The learned counsel for defendant do not go so far in their brief as the defendant goes in his affidavit. In the brief it is said:

*275“Now, we earnestly submit that subsection 10 is a general provision, and as aforesaid applies absolutely and unequivocally to all matters that bave been passed upon by the State board of equalization. However, section 31 is a special provision applying only to the enumerated class of cases mentioned therein, and therefore in our opinion a proper construction of these two sections taken together is that all matters concerning the valuation of properties when passed upon by the State board of equalization are final, except in those cases which are. mentioned in section 31, .and which are exceptions to the general rule of finality.”

This construction is assented to in the reply brief of complainant’s counsel.

It is perceived that it is the same in substance as that reached by the court upon an extended review and comparison of all of the provisions of the statute applicable.

So, the court and the counsel upon both sides are at one on the' proposition that proceedings for back assessments falling within the provisions of section 31 are in nowise precluded by the provisions of subsection 10 of section 38, but may be instituted and carried to a conclusion under section 31 and subsection 11 of section 38.

This would seem to end the controversy by a general accord. Counsel for defendant, however, insist that the case before us does not fall within the several grounds for back assessment, or any of them, set forth *276in section 31. But counsel are precluded from making this point by the language of the original opinion in this cause. In that opinion we said:

. “Before directly taking up for consideration the points in the demurrer, we deem it proper to say that we think the facts stated in the bill, which we have set out, make out a case for the jurisdiction of the county trustee to reassess or back assess the property of the Memphis Street Railway Company, within subdivisions 2, 3, and 5 of section 31, above set out, of chapter 258 of the Acts of 1903.”

That determination cannot be reopened after the close of the term, nor could it be at any time made in the form of the present application. Besides, we are content with it as it stands, believing it to be perfectly sound and just.

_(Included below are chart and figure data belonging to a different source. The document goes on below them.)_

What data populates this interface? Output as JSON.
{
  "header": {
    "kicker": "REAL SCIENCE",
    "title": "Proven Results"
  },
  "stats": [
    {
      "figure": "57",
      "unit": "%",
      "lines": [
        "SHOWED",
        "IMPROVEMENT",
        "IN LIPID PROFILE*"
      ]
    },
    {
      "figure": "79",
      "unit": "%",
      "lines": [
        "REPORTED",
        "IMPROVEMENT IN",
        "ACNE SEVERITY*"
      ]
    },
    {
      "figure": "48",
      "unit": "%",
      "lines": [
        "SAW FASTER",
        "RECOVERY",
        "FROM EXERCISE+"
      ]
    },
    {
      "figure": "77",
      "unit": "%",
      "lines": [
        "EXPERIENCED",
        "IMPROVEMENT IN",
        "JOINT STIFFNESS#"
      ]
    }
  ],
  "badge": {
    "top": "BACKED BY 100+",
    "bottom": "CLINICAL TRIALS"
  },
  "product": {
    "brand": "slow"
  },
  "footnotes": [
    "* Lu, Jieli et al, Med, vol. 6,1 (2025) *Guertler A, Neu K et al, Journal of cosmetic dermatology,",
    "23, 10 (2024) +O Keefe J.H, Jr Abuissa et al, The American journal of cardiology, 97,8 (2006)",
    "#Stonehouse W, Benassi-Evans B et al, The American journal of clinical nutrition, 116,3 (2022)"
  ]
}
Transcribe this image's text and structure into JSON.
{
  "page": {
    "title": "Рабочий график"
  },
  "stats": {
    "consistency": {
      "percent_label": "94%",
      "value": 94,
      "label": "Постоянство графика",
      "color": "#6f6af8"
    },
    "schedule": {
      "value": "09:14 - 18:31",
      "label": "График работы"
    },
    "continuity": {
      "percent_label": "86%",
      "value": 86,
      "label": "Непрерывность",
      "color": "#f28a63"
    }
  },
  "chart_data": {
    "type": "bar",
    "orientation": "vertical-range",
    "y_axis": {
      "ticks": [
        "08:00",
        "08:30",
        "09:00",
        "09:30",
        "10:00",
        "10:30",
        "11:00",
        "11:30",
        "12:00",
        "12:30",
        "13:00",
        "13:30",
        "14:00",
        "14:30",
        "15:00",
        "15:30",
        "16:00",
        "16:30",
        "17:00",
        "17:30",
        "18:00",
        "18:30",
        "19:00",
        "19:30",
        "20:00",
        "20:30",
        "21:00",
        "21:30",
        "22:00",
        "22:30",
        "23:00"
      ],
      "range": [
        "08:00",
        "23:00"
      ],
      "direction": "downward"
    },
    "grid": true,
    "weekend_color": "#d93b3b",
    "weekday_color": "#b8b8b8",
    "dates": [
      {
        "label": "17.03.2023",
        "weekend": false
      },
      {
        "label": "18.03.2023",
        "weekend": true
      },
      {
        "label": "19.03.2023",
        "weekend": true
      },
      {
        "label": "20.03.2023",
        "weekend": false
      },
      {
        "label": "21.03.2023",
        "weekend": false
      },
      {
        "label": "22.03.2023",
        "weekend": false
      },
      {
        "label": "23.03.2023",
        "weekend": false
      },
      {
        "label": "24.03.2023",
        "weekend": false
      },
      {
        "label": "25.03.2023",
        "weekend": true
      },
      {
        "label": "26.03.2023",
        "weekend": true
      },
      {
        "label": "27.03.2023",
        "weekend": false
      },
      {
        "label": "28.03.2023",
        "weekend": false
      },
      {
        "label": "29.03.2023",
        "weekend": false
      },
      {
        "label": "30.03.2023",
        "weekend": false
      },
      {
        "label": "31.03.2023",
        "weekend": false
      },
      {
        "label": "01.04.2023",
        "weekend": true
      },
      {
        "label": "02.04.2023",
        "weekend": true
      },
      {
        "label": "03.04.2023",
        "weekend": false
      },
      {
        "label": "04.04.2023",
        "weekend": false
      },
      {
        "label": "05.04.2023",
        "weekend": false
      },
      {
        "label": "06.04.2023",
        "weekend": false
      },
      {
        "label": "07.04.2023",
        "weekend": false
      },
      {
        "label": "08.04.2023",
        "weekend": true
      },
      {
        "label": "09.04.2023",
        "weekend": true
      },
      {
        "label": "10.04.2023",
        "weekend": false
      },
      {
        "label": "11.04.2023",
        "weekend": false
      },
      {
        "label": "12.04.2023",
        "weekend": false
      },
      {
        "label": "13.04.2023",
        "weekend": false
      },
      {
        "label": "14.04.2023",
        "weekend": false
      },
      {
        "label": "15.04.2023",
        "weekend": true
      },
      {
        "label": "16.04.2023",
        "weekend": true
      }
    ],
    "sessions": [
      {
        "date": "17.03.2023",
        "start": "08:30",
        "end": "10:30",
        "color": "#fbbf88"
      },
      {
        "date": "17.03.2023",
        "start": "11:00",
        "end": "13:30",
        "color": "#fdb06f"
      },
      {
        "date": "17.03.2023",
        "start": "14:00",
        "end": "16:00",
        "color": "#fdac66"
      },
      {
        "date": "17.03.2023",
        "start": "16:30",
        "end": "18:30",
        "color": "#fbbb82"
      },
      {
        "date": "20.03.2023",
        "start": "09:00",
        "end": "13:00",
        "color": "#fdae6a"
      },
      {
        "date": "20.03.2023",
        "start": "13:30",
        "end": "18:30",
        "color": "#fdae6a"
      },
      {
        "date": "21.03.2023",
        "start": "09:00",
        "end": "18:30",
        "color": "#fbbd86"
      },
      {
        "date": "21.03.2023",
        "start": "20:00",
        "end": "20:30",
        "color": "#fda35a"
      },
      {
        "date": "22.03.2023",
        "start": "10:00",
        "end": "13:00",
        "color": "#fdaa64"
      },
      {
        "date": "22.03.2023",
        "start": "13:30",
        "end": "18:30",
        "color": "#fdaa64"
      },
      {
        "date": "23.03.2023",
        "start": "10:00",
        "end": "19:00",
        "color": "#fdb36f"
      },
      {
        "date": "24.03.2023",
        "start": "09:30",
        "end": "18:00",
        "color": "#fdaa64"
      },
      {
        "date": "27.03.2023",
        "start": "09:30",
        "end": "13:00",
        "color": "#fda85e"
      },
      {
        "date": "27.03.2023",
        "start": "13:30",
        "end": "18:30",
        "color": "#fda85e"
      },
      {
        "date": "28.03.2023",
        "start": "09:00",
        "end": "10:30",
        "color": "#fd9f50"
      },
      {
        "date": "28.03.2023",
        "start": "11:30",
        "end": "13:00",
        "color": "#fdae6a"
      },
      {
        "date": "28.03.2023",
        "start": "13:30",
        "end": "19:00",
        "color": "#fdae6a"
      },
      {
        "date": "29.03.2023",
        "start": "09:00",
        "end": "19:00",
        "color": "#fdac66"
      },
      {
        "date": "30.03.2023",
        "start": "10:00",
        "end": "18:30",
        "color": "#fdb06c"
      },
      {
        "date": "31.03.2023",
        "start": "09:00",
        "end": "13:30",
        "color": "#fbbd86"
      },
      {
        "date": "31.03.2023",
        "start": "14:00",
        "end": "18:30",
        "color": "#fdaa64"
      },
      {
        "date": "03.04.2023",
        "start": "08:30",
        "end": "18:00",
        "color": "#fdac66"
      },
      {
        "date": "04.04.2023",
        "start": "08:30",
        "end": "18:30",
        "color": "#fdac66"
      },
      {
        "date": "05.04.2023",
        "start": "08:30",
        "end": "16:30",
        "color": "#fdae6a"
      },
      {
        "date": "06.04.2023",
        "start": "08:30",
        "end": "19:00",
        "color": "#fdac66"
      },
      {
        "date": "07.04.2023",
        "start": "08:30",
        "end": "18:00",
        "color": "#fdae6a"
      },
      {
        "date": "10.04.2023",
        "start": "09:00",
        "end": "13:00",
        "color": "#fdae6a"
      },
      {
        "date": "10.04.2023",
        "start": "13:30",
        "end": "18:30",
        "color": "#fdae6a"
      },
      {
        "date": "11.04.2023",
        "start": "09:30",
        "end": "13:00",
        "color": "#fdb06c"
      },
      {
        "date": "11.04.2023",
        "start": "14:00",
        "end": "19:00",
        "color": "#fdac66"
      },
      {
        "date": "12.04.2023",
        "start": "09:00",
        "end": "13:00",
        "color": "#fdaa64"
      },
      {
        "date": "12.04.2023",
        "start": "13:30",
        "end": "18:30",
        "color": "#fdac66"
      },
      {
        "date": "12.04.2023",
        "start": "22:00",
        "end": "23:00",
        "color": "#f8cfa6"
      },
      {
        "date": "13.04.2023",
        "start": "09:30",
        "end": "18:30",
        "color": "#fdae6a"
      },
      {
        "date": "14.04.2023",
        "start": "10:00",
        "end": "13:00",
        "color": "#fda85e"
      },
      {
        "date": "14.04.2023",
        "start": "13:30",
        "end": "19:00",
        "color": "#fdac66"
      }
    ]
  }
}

In view of the construction given to the act, and our holding that the controversy as set forth in the bill falls within the provisions of section 31, no other conclusion is possible than that a proper case was stated for the jurisdiction of the county trustee; that the affidavit fails to show any reason why he should not take jurisdiction and proceed with the hearing of the case; in short, that it appears the defendant has no valid defense to offer against the issuance of the peremptory writ of mandamus, and the same order must be made upon this subject which was directed to be made near the close of the original opinion.

There is nothing in the numerous authorities cited *277in defendant’s brief that gainsays tbe conclusion we have reached. The whole matter turns upon the construction of our statute.

The question is argued in the brief of defendant’s counsel whether subsection 6 of section 31 of the act merely provides the means by which relief is to be had under the several grounds set out in subsection 1 to 5, inclusive, or whether, in addition, it contains a sixth ground, viz., the mere fact that the property was not originally assessed at its actual cash value. The defendant’s counsel insist that the former is the correct view, and that the latter is wholly inadmissible. The complainant’s counsel insist that the case presented by the bill is one of an undervaluation so gross as to place the subject-matter in the category of omitted property. We deem a consideration of these questions out of place here, since, as already stated, it was held in the original opinion that the bill made out a case under subsections 2, 3, and 5, of section.31 of chapter 258 of the Acts of 1903, and the affidavit filed by defendant under permission given at the last term shows no reason why he should not take jurisdiction and proceed to the discharge of his duty in the hearing and determination of the cause brought before him.

Let the order as above indicated be made for a remand to the chancellor with the direction to issue a peremptory mandamus.

The defendant will pay the costs of this proceeding.